Well Fargo is a Victim of the Cobra Effect

Anyone who follows this blog knows that I rarely hold a grudge and I don’t like kicking an individual or organization while it is down.  I am just not wired that way.  This week I am going to make an exception because of the lesson that can be learned for everyone in the agile community.  I am talking about Wells Fargo and their latest scandal regarding opening bogus new accounts for existing customers.

This isn’t the first time I have had my differences with Wells Fargo.  They were involved in a financial literacy campaign which denigrated humanities majors and liberal arts students.  Now thanks to federal regulators they are paying a $185 Million dollar fine for creating new accounts for customers without consent.  This gets to something the agile community call perverse incentives.
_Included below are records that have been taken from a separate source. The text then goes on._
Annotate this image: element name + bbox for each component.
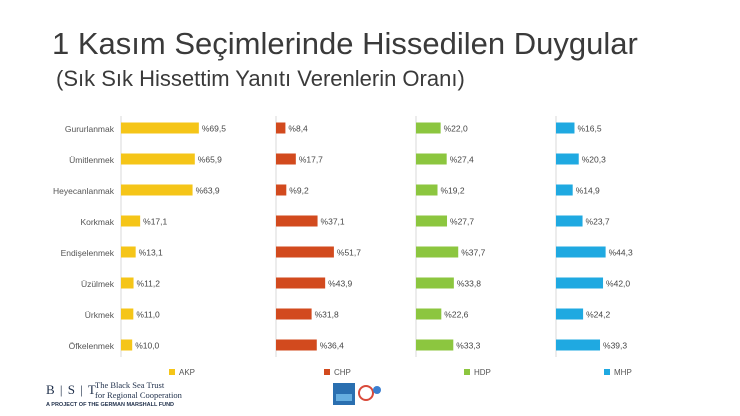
legend-label: MHP xyxy=(614,368,632,377)
data-label: %14,9 xyxy=(576,186,600,196)
bar xyxy=(416,246,459,258)
category-label: Korkmak xyxy=(80,217,114,227)
bst-org-name-line1: The Black Sea Trust xyxy=(95,380,165,390)
data-label: %10,0 xyxy=(135,341,159,351)
partner-seal-dot-icon xyxy=(373,386,381,394)
data-label: %33,3 xyxy=(456,341,480,351)
bar xyxy=(121,277,134,289)
data-label: %13,1 xyxy=(139,248,163,258)
bar xyxy=(556,308,584,320)
data-label: %37,7 xyxy=(461,248,485,258)
category-label: Öfkelenmek xyxy=(69,341,115,351)
bar xyxy=(556,153,579,165)
bar xyxy=(276,277,326,289)
legend-label: CHP xyxy=(334,368,351,377)
data-label: %11,0 xyxy=(136,310,160,320)
legend-swatch xyxy=(604,369,610,375)
partner-logo-icon xyxy=(333,383,355,405)
bar xyxy=(276,246,334,258)
data-label: %24,2 xyxy=(586,310,610,320)
data-label: %69,5 xyxy=(202,124,226,134)
data-label: %42,0 xyxy=(606,279,630,289)
bar xyxy=(416,122,441,134)
bst-org-name: The Black Sea Trust for Regional Coopera… xyxy=(95,380,182,400)
bar xyxy=(276,184,287,196)
data-label: %19,2 xyxy=(441,186,465,196)
data-label: %17,1 xyxy=(143,217,167,227)
data-label: %36,4 xyxy=(320,341,344,351)
data-label: %22,0 xyxy=(444,124,468,134)
data-label: %65,9 xyxy=(198,155,222,165)
bar xyxy=(416,184,438,196)
category-label: Ümitlenmek xyxy=(69,155,115,165)
bar xyxy=(276,122,286,134)
bar xyxy=(276,215,318,227)
legend-label: HDP xyxy=(474,368,491,377)
data-label: %51,7 xyxy=(337,248,361,258)
bar xyxy=(556,246,606,258)
bar xyxy=(556,339,601,351)
bar xyxy=(276,339,317,351)
data-label: %8,4 xyxy=(288,124,308,134)
data-label: %27,4 xyxy=(450,155,474,165)
data-label: %17,7 xyxy=(299,155,323,165)
bar xyxy=(121,308,134,320)
data-label: %20,3 xyxy=(582,155,606,165)
bar xyxy=(556,122,575,134)
bar xyxy=(416,153,447,165)
legend-swatch xyxy=(464,369,470,375)
bar xyxy=(416,215,448,227)
category-label: Ürkmek xyxy=(85,310,115,320)
data-label: %44,3 xyxy=(609,248,633,258)
bar xyxy=(121,184,193,196)
bar xyxy=(276,308,312,320)
category-label: Heyecanlanmak xyxy=(53,186,115,196)
bar xyxy=(276,153,296,165)
bar xyxy=(121,215,141,227)
legend-swatch xyxy=(169,369,175,375)
chart-subtitle: (Sık Sık Hissettim Yanıtı Verenlerin Ora… xyxy=(56,66,465,91)
partner-seal-icon xyxy=(358,385,374,401)
bar xyxy=(121,122,199,134)
data-label: %16,5 xyxy=(577,124,601,134)
data-label: %31,8 xyxy=(315,310,339,320)
data-label: %63,9 xyxy=(196,186,220,196)
data-label: %9,2 xyxy=(289,186,309,196)
bar xyxy=(556,184,573,196)
bar xyxy=(416,339,454,351)
bar xyxy=(416,277,454,289)
data-label: %39,3 xyxy=(603,341,627,351)
chart-title: 1 Kasım Seçimlerinde Hissedilen Duygular xyxy=(52,26,638,61)
bst-org-name-line2: for Regional Cooperation xyxy=(95,390,182,400)
bar xyxy=(556,215,583,227)
category-label: Üzülmek xyxy=(81,279,115,289)
legend-label: AKP xyxy=(179,368,195,377)
category-label: Endişelenmek xyxy=(61,248,115,258)
data-label: %11,2 xyxy=(137,279,161,289)
data-label: %27,7 xyxy=(450,217,474,227)
bar xyxy=(416,308,442,320)
data-label: %22,6 xyxy=(444,310,468,320)
bar xyxy=(121,339,133,351)
bar xyxy=(556,277,604,289)
bar xyxy=(121,246,136,258)
legend-swatch xyxy=(324,369,330,375)
category-label: Gururlanmak xyxy=(65,124,115,134)
bst-project-line: A PROJECT OF THE GERMAN MARSHALL FUND xyxy=(46,402,175,408)
data-label: %43,9 xyxy=(328,279,352,289)
bst-logo-letters: B | S | T xyxy=(46,382,97,397)
data-label: %23,7 xyxy=(586,217,610,227)
data-label: %33,8 xyxy=(457,279,481,289)
data-label: %37,1 xyxy=(321,217,345,227)
bar xyxy=(121,153,195,165)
One of the central tenants of “scientific management” is that you measure how an employee does their job and then based on the data, as a manager, you figure out how to make that employee more efficient.  On the surface it seems like a smart idea.  A business person measures how work is done and then they strive to use that data to improve the speed and quality of the work.  This is where the perverse incentives come into play.  If you measure something and then use it as a performance incentive it ceases to be useful because it will force people to game the system to meet the metric.  This is called the “cobra effect” and I have blogged about it repeatedly.
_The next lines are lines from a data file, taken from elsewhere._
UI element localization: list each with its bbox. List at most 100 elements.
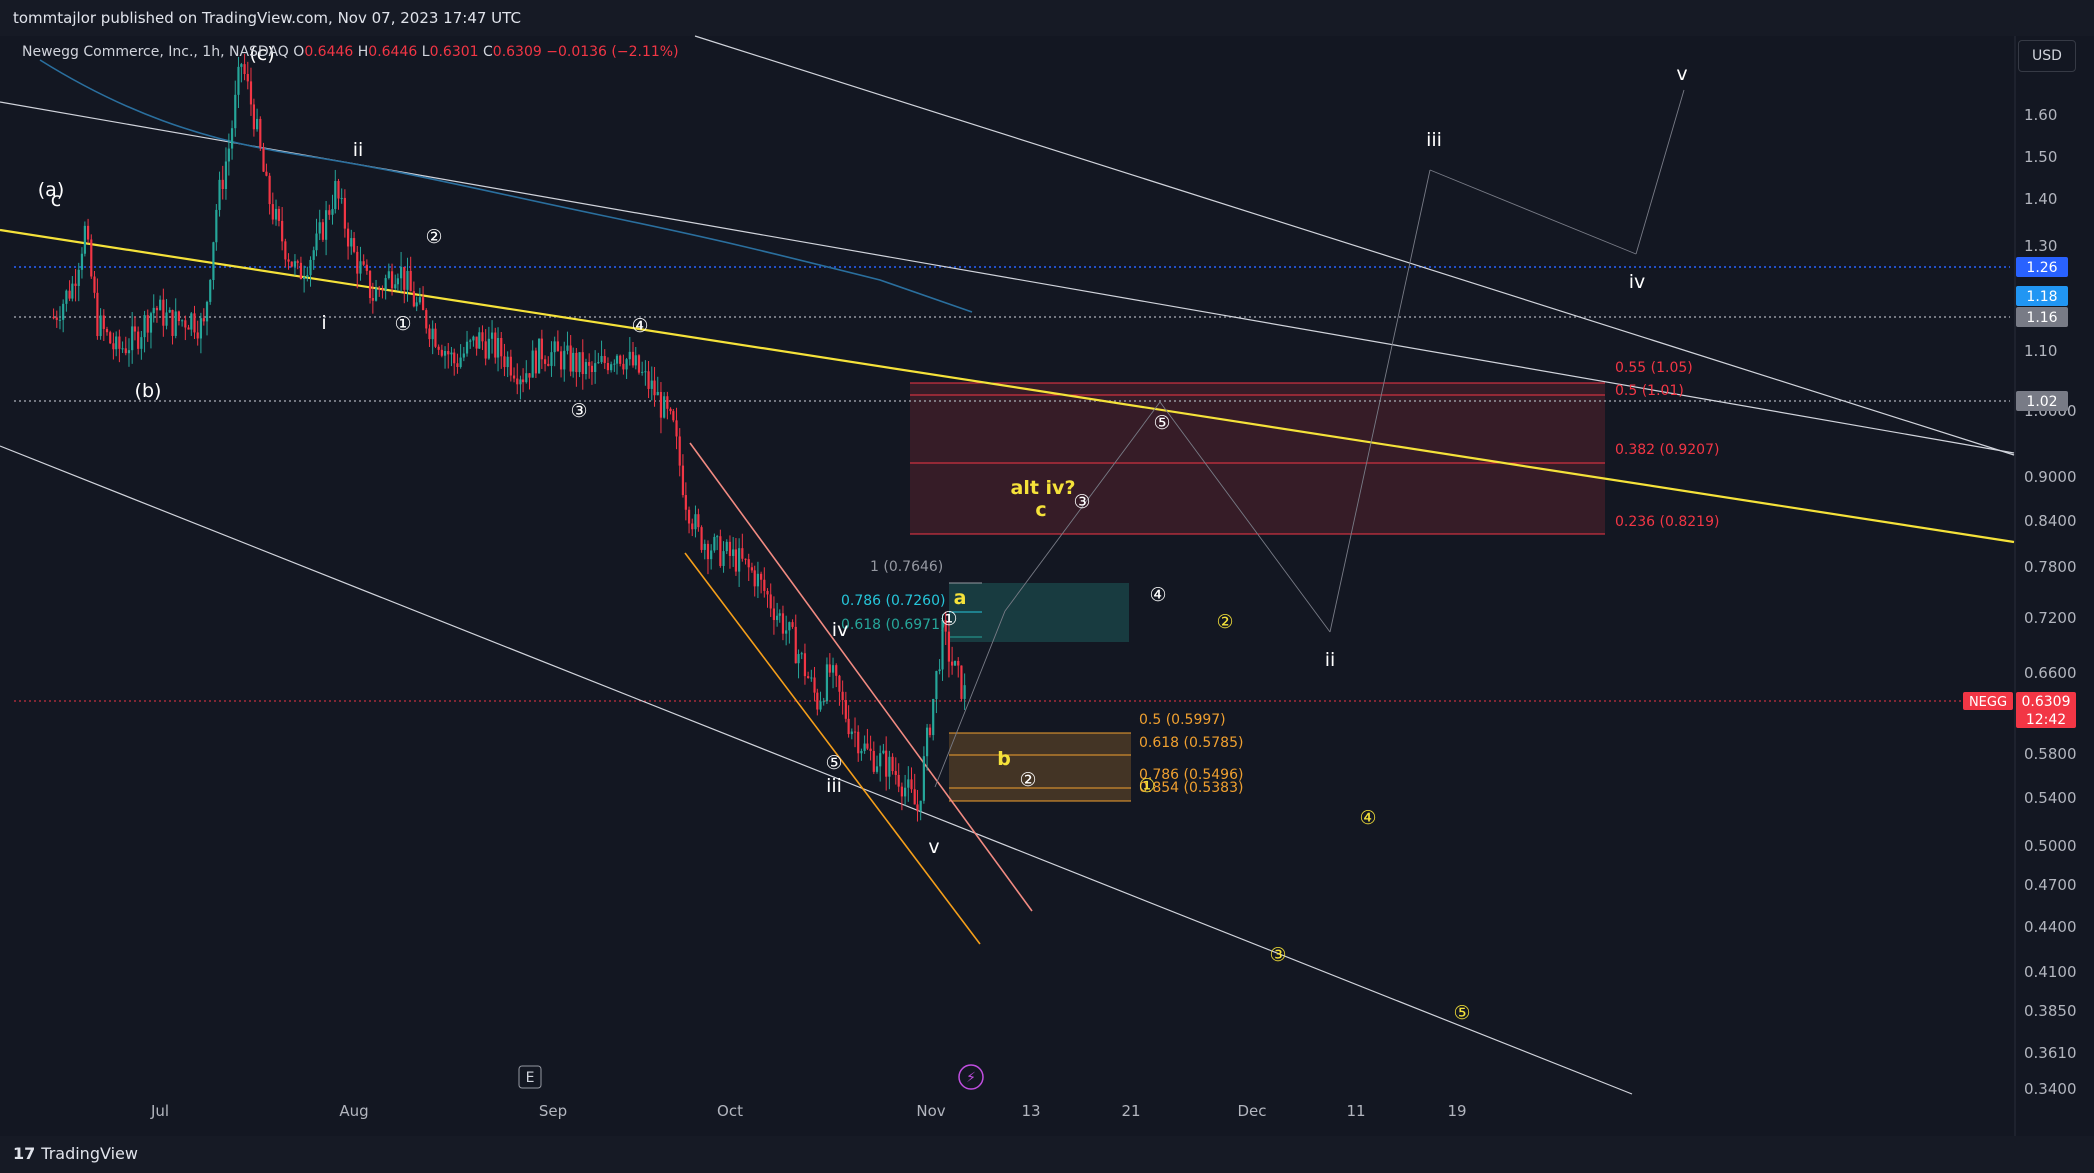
- wave-label: ii: [1325, 649, 1336, 671]
- fib-level-label: 0.55 (1.05): [1615, 360, 1693, 376]
- candle-body: [681, 465, 685, 496]
- candle-body: [459, 357, 462, 367]
- candle-body: [760, 573, 763, 580]
- candle-body: [672, 411, 675, 421]
- tradingview-brand[interactable]: 17 TradingView: [13, 1144, 138, 1163]
- time-tick-label: 13: [1021, 1102, 1040, 1120]
- candle-body: [769, 594, 772, 609]
- candle-body: [403, 266, 406, 290]
- candle-body: [706, 543, 710, 560]
- candle-body: [481, 332, 484, 342]
- candle-body: [412, 291, 415, 307]
- price-tick-label: 0.3850: [2024, 1002, 2077, 1020]
- candle-body: [588, 362, 591, 366]
- price-chart[interactable]: E ⚡ 0.55 (1.05) 0.5 (1.01) 0.382 (0.9207) 0.…: [0, 0, 2094, 1136]
- candle-body: [312, 250, 315, 260]
- fib-level-label: 0.618 (0.6971): [841, 617, 945, 633]
- candle-body: [284, 241, 287, 260]
- candle-body: [581, 352, 584, 375]
- event-marker-label: E: [526, 1070, 535, 1086]
- candle-body: [872, 750, 875, 772]
- candle-body: [882, 750, 885, 754]
- candle-body: [68, 290, 71, 299]
- candle-body: [935, 671, 938, 699]
- fib-level-label: 0.854 (0.5383): [1139, 780, 1243, 796]
- candle-body: [155, 307, 159, 311]
- candle-body: [193, 313, 196, 333]
- projection-path: [1159, 401, 1331, 633]
- candle-body: [941, 619, 944, 670]
- candle-body: [303, 276, 306, 279]
- candle-body: [734, 549, 738, 572]
- candle-body: [65, 290, 68, 304]
- candle-body: [894, 771, 897, 775]
- price-tick-label: 0.7800: [2024, 558, 2077, 576]
- candle-body: [713, 536, 716, 551]
- candle-body: [803, 653, 807, 677]
- candle-body: [838, 675, 841, 692]
- candle-body: [741, 548, 744, 559]
- candle-body: [443, 351, 447, 356]
- projection-path: [1635, 89, 1685, 255]
- price-axis-tag: [2016, 286, 2068, 306]
- candle-body: [456, 363, 459, 367]
- candle-body: [650, 380, 653, 389]
- candle-body: [553, 341, 556, 353]
- price-tick-label: 0.8400: [2024, 512, 2077, 530]
- fib-level-label: 0.786 (0.5496): [1139, 767, 1243, 783]
- candle-body: [187, 327, 190, 330]
- candle-body: [900, 786, 903, 797]
- candle-body: [610, 364, 613, 371]
- candle-body: [318, 222, 321, 234]
- candle-body: [540, 338, 543, 360]
- candle-body: [659, 391, 663, 418]
- candle-body: [374, 288, 378, 301]
- candle-body: [922, 756, 925, 801]
- candle-body: [891, 756, 894, 772]
- candle-body: [910, 779, 913, 790]
- outer-resistance-line: [694, 35, 2015, 456]
- candle-body: [509, 356, 512, 376]
- candle-body: [230, 128, 234, 149]
- candle-body: [58, 319, 62, 321]
- symbol-name[interactable]: Newegg Commerce, Inc., 1h, NASDAQ: [22, 44, 289, 60]
- symbol-tag: [1963, 692, 2013, 710]
- price-axis-tag-label: 1.02: [2026, 394, 2057, 410]
- price-tick-label: 0.3610: [2024, 1044, 2077, 1062]
- fib-zone-red: [910, 383, 1605, 534]
- candle-body: [177, 311, 181, 322]
- candle-body: [750, 567, 754, 571]
- candle-body: [810, 677, 813, 679]
- candle-body: [953, 660, 957, 666]
- candle-body: [697, 514, 700, 528]
- candle-body: [121, 348, 124, 350]
- wave-label: c: [1035, 499, 1046, 521]
- candle-body: [678, 436, 681, 466]
- candle-body: [315, 233, 318, 251]
- candle-body: [77, 269, 80, 286]
- candle-body: [521, 379, 525, 383]
- candle-body: [90, 239, 93, 277]
- candle-body: [352, 238, 356, 252]
- candle-body: [753, 570, 756, 587]
- candle-body: [603, 356, 606, 363]
- candle-body: [109, 332, 112, 344]
- fib-zone-orange: [949, 733, 1131, 801]
- candle-body: [543, 359, 547, 364]
- candle-body: [221, 179, 224, 190]
- candle-body: [622, 363, 625, 370]
- close-value: 0.6309: [492, 44, 542, 60]
- candle-body: [124, 348, 127, 354]
- candle-body: [647, 371, 650, 389]
- candle-body: [634, 355, 637, 366]
- candle-body: [763, 579, 766, 591]
- candle-body: [469, 340, 472, 342]
- candle-body: [772, 608, 776, 621]
- wave-label: v: [928, 836, 939, 858]
- wave-label: b: [997, 748, 1011, 770]
- circled-wave-label: ②: [1216, 611, 1233, 633]
- candle-body: [306, 275, 309, 277]
- currency-button[interactable]: USD: [2018, 40, 2076, 72]
- candle-body: [406, 270, 409, 290]
- candle-body: [390, 271, 394, 289]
Based on his testimony to congress, Well Fargo CEO John Stumpf said that he set up the incentives to “cross-sell” bank services to improve the company stock price.  This was the beginning of over two hours of uncomfortable questions and criticism from both Democratic and Republican congress members.  You know that you have done something bad when both Democrats and Republicans denounce you in public.

It did not have to be this way.  Stumpf could have measured performance and created training and education programs to make his staff learn how to better “cross-sell” products.  Instead, he used the blunt instrument of job incentives and it worked for a while until regulators and congress got involved.  Wells Fargo now faces additional investigation and possible criminal penalties.  It did not have to be this way but “cobra effect” can claim another victim and it could be a major American financial institution.